The bank bailout left the sickest banks "nursing their balance sheets," Bair says, and trying to work off bad loans. But four years later banks are still not making new ones, which is what the economy needs.

She favors breaking up the big banks into separate subsidiaries which would "wall off" commercial bank operations from units that trade securities and derivatives, or those that sell insurance and maintain international operations. "That would make them easier to resolve in a crisis," says Bair.

Related: Sandy Weill Is Wrong About How to Fix the Banking System: Kotlikoff

Bair would like to see the return of Glass-Steagall — the 1933 law that separated commercial banking from securities trading — but admits that's not politically feasible. What is possible, says Bair, is separating commercial banking from noncommercial activities because regulators could do that themselves without changing the law.

She also supports Basel III, a framework for the biggest global banks that would require more and better quality capital reserves including a certain ratio of loans to equity, known as leverage ratio. Bair says 40% of the big global banks would have to raise more capital to meet the 3% leverage ratio. Last week an independent audit of Spain's troubled banking system revealed that Spanish banks need an extra €59.3 billion ($76.3 billion) in reserves for protection against further economic shocks.
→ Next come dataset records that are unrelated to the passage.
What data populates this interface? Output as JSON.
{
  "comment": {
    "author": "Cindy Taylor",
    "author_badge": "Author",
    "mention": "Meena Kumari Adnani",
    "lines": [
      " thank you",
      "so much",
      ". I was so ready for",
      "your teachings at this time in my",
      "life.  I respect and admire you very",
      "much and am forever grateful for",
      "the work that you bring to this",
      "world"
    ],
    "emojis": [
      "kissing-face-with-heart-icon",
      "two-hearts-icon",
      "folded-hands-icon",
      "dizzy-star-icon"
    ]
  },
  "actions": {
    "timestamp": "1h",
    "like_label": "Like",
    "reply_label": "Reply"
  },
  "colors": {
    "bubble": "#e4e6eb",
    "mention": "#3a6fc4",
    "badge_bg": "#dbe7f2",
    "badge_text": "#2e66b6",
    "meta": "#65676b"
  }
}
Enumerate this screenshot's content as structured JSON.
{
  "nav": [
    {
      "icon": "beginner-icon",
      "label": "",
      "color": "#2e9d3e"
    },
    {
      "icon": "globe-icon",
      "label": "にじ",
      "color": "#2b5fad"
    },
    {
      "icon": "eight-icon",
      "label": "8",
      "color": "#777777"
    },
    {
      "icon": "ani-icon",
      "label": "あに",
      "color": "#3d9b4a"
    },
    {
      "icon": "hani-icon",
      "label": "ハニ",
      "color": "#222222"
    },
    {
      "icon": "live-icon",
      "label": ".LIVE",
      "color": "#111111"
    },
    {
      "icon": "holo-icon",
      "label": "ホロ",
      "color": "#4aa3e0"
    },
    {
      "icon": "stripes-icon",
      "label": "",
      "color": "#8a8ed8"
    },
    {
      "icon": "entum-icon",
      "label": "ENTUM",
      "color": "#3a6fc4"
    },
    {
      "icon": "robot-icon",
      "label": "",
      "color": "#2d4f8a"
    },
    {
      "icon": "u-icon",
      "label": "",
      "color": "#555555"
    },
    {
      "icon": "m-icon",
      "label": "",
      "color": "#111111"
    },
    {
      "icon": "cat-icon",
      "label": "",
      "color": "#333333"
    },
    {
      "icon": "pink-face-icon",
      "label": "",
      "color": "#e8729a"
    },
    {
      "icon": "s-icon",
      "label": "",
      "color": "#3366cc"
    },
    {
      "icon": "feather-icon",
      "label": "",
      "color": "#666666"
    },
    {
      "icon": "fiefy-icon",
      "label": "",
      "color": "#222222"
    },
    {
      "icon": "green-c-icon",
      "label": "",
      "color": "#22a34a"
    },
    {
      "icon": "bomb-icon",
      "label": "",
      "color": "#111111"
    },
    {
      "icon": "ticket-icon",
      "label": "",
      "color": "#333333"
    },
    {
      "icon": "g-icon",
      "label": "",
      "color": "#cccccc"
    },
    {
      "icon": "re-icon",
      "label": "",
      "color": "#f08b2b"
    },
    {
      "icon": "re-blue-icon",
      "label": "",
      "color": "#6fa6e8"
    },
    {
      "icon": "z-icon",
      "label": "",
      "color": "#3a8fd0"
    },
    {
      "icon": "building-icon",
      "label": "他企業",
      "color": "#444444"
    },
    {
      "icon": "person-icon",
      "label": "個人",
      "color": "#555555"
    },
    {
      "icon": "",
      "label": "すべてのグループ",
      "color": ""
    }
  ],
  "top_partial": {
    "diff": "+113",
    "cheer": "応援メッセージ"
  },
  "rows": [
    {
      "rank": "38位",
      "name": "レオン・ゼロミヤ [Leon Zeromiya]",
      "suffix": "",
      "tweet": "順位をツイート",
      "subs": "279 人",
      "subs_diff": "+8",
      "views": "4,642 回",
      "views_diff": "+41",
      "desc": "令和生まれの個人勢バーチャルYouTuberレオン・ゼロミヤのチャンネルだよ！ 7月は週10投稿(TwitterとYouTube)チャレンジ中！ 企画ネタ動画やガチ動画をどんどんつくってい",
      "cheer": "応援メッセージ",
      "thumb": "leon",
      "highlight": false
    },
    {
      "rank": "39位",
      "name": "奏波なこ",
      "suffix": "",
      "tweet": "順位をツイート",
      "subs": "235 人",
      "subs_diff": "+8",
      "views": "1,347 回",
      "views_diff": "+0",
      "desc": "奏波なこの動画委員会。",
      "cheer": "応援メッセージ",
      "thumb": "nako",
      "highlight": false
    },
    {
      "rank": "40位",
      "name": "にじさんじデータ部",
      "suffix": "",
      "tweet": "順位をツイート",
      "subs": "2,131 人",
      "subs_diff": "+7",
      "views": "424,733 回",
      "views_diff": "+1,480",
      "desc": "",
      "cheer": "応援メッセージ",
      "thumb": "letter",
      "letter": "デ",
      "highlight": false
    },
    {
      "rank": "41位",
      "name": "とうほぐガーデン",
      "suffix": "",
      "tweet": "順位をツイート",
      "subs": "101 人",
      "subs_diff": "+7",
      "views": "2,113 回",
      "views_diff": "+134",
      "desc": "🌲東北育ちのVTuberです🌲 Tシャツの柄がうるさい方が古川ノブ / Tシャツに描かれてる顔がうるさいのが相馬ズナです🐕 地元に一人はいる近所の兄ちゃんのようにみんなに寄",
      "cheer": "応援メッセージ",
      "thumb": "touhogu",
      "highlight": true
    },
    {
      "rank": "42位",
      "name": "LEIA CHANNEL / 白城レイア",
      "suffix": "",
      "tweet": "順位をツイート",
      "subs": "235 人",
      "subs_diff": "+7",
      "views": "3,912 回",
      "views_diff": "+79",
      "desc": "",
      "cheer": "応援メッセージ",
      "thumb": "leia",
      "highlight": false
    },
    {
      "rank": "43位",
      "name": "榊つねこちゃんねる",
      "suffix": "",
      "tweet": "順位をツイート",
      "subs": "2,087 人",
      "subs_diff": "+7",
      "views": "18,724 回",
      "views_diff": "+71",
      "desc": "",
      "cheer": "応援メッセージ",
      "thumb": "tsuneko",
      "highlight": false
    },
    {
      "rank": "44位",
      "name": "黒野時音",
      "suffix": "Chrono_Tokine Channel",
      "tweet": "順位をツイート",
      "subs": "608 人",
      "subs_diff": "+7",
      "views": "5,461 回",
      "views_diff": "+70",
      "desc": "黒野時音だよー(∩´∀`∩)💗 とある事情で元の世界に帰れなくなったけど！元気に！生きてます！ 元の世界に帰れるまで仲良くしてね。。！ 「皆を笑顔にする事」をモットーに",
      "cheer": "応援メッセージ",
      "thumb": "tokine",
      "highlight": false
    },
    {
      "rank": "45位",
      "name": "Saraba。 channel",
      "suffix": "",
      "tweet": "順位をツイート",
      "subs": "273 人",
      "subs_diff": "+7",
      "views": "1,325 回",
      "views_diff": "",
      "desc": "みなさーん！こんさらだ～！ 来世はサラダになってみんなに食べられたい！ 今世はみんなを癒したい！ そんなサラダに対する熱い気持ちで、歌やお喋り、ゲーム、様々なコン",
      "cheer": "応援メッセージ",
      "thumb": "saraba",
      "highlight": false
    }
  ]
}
Fears of Spanish banking problems sent stock prices lower around the global last Friday. Bank stocks themselves have made a comeback this year. The KBW Banking index has gained 22% year-to-date—far more than the 13% gain in the S&P 500—but it's down 40% from mid-September 2008, when Lehman Brothers filed for bankruptcy.

Related: Stocks Will Rise in Q4 if History Is Any Guide

Bair says the banking system today is healthier than it was during the financial crisis but "significant risks" remain, including interest rate risk.